The Wedding is an unsuccessful attempt at social comedy in Delhi, despite a riff on the darker side of attraction. It totters under the weight of its own ambition, and also sees Jha recycling the prose in praise of the olfactory nerves that first brought her attention. Story after story attempts to scale the heights and breaks down into incoherence at best, portentousness at worst.
Perhaps the most frustrating example is The Cook, about a great chef’s fears of betrayal by his family while his own genius wanes. Jha’s talent for sensual prose about food descends into Kitchen Porn here.
Beauty could have been a great minor work, as it brings two schoolgirls, one assured, one under-confident, into contact with a photographer who bitterly resents the beauty he feeds off. But even here, Jha’s subtle handling of one character is at odds with her heavy-handed portrayal of the other two.

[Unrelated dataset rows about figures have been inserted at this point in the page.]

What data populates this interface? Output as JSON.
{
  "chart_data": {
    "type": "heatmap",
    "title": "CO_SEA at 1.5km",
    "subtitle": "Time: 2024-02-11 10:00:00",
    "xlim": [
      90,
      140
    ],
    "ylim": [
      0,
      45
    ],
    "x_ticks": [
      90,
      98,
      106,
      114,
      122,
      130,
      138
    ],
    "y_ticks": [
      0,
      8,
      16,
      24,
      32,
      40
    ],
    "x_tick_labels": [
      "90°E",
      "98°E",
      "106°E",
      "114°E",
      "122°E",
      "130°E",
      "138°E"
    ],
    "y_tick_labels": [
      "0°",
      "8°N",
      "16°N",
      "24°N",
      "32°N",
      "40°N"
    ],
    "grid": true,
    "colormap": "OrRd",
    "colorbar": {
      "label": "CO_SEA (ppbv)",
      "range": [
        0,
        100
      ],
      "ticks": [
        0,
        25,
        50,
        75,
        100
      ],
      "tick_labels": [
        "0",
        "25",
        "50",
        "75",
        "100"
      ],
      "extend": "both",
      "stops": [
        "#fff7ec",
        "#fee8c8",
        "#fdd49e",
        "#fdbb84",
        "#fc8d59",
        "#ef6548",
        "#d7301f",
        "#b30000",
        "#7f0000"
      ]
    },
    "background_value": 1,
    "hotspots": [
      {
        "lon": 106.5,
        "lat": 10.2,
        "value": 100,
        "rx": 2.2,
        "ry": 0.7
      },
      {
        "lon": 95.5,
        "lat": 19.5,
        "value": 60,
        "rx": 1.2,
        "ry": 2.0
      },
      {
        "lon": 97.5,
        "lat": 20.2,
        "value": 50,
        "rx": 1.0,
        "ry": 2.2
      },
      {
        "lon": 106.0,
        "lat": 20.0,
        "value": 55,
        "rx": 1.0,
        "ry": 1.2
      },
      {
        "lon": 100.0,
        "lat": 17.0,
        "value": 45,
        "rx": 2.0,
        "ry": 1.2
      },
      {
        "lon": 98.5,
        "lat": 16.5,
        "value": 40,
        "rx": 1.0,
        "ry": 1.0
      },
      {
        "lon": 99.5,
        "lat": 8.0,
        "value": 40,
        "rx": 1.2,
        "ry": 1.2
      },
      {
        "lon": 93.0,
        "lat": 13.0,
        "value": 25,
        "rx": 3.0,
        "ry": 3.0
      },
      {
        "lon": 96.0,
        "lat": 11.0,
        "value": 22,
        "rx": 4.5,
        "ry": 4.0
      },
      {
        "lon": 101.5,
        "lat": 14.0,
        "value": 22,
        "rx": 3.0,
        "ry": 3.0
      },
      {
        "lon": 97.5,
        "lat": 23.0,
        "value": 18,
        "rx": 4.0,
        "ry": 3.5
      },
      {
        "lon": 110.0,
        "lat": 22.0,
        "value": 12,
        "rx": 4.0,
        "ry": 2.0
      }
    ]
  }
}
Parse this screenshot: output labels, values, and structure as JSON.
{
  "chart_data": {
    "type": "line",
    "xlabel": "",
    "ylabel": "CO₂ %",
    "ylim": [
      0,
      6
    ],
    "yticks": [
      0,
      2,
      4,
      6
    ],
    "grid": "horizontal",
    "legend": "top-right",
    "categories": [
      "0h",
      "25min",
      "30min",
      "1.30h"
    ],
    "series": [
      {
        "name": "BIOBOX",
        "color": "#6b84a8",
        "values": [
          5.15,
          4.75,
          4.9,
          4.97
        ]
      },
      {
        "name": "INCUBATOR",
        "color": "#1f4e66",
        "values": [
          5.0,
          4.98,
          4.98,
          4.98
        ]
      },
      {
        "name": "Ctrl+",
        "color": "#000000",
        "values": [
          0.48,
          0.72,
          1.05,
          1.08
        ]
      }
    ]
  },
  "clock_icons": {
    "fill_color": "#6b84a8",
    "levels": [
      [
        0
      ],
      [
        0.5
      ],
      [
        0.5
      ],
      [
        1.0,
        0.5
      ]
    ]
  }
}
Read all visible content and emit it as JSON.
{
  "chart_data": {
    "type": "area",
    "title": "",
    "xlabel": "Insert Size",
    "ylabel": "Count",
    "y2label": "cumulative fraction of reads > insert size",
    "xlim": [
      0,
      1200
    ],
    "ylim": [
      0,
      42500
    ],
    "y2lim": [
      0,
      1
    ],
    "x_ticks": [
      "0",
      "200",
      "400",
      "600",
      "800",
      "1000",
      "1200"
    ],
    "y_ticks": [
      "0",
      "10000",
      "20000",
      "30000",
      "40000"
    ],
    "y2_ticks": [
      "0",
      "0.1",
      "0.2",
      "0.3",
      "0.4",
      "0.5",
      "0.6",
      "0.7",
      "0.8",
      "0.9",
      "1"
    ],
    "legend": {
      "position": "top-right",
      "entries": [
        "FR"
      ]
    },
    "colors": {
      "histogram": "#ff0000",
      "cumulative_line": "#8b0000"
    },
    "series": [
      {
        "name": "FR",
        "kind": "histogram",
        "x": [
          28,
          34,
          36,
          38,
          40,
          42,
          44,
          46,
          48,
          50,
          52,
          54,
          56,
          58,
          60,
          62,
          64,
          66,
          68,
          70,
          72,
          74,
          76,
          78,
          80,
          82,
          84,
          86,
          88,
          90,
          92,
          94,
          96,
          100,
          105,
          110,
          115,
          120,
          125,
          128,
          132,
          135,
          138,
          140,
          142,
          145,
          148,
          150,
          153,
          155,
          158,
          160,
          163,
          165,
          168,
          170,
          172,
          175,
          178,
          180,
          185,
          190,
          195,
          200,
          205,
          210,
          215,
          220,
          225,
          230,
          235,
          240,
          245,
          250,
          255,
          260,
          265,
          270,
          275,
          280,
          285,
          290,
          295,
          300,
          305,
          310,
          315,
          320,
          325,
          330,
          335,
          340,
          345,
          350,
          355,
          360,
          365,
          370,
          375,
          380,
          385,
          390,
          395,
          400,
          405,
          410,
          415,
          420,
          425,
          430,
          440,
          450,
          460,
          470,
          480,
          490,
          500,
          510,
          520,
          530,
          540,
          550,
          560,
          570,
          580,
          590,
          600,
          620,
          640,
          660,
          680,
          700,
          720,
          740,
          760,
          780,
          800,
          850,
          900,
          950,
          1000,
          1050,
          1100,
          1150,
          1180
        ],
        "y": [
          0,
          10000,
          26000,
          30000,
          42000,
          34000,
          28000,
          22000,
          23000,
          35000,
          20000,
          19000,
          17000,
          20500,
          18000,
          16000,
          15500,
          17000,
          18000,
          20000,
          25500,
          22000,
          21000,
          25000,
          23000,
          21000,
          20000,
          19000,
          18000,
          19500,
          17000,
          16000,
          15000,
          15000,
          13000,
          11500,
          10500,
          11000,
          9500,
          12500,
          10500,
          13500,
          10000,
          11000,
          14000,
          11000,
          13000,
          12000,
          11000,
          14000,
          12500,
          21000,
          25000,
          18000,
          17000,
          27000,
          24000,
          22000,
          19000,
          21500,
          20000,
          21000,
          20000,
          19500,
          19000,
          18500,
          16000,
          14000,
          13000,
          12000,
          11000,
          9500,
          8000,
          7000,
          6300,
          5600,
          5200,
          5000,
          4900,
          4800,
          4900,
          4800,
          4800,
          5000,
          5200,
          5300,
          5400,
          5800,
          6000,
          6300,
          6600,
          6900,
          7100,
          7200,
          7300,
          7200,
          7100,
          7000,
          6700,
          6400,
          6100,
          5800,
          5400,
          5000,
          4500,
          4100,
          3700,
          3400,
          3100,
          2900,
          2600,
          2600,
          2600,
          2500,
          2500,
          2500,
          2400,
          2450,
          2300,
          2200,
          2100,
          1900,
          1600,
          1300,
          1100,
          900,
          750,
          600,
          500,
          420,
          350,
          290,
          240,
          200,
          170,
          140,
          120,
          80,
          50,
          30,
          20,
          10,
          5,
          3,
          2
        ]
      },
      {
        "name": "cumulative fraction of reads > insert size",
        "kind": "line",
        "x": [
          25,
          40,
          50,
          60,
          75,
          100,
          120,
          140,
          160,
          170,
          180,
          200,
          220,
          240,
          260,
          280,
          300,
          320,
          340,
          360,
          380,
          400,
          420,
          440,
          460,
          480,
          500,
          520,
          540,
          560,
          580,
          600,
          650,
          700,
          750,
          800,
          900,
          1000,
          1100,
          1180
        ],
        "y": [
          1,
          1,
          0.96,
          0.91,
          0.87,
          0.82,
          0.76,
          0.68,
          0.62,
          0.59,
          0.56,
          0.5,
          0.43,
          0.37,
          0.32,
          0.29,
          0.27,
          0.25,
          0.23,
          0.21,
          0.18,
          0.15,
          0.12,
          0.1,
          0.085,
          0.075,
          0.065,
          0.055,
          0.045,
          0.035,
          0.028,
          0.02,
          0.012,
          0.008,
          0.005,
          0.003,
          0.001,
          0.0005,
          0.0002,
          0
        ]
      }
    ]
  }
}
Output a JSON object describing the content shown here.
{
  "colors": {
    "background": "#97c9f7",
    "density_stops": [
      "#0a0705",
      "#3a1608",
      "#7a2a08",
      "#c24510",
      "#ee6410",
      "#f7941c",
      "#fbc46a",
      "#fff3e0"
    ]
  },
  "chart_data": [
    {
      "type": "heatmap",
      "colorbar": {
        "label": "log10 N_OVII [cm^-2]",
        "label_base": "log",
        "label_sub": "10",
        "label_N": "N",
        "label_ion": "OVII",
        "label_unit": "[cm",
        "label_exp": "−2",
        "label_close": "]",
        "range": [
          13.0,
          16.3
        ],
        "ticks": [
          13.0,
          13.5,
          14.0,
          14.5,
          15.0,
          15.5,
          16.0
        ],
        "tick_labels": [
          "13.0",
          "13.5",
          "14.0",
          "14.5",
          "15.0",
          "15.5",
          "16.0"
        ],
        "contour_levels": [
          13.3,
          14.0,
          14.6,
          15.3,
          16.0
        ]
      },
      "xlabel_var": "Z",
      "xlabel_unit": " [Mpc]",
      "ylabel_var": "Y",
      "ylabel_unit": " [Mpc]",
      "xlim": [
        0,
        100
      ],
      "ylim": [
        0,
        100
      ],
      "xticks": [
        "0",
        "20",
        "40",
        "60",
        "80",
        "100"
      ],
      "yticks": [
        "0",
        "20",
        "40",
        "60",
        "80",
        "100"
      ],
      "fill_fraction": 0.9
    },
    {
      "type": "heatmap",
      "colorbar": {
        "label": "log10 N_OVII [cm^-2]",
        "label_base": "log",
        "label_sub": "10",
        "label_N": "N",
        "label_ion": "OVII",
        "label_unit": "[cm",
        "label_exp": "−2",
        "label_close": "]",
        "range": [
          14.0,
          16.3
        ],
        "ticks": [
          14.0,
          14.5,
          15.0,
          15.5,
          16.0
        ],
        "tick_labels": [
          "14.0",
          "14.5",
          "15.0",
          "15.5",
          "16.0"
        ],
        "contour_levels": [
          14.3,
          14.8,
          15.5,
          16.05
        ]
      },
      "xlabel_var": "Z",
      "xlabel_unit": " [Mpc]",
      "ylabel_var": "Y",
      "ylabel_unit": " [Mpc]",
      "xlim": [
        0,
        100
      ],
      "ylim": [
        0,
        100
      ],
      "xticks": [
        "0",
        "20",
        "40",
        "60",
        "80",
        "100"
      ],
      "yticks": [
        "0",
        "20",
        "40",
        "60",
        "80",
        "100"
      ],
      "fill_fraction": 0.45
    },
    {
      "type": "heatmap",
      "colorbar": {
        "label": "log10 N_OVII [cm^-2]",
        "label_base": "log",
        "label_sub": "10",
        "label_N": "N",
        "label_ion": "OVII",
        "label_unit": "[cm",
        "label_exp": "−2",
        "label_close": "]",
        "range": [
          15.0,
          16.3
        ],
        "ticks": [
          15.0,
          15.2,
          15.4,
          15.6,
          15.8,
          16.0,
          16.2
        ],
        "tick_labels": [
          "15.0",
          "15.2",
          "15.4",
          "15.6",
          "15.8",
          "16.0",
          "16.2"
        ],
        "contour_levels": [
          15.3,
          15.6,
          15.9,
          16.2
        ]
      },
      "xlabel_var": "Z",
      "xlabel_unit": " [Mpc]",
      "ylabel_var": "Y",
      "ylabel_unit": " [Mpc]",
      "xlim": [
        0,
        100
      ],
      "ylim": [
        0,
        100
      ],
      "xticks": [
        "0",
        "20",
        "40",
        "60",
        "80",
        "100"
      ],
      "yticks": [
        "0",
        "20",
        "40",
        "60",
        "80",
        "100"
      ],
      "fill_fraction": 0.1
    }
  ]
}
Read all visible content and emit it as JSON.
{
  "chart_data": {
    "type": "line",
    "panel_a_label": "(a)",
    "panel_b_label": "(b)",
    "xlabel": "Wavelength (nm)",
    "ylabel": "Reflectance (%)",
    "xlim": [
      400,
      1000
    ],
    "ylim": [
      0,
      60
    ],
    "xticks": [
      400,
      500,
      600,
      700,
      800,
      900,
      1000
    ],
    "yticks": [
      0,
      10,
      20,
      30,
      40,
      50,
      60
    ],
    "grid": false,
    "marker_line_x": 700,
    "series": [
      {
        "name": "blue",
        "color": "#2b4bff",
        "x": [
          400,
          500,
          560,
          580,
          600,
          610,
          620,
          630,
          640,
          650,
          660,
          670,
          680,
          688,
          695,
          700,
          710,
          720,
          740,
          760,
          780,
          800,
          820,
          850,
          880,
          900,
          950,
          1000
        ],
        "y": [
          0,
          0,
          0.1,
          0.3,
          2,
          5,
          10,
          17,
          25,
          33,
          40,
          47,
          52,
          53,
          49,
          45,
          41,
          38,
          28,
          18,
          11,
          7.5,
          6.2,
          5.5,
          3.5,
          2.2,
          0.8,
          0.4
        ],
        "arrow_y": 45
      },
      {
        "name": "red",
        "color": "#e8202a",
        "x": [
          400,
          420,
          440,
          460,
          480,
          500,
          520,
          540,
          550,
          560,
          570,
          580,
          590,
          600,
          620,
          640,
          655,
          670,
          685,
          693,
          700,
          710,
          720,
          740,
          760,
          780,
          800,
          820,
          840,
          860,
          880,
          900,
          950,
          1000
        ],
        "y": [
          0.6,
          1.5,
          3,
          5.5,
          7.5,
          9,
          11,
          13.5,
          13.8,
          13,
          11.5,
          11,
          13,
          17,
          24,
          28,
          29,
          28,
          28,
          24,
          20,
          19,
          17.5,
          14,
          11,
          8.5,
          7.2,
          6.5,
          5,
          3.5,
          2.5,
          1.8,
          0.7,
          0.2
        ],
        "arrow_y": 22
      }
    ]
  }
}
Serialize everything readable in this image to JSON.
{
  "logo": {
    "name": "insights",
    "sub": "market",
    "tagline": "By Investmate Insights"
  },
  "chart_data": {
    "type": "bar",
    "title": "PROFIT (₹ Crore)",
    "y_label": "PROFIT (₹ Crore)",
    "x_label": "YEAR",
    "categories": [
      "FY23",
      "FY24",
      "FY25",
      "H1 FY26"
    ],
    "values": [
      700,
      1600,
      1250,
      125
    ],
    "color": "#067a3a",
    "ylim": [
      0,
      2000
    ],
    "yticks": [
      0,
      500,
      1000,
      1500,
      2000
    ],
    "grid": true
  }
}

The Elephant and the Maruti, one of the many tales in which the author attempts to do for Delhi what Mistry and Co have done for Bombay, has possibilities. An elephant steps on a Maruti in heavy traffic; a woman made late for work refuses to pay a parking attendant, and inadvertently propels him into disaster. Jha’s touch is surer here than elsewhere. Many years ago, I said I’d eat my hat if Radhika Jha didn’t do better with her strange, beguiling talent than another writer of the same surname. There is, before me, a plate, a fork, a knife, and a Homburg. Wish me bon appetit.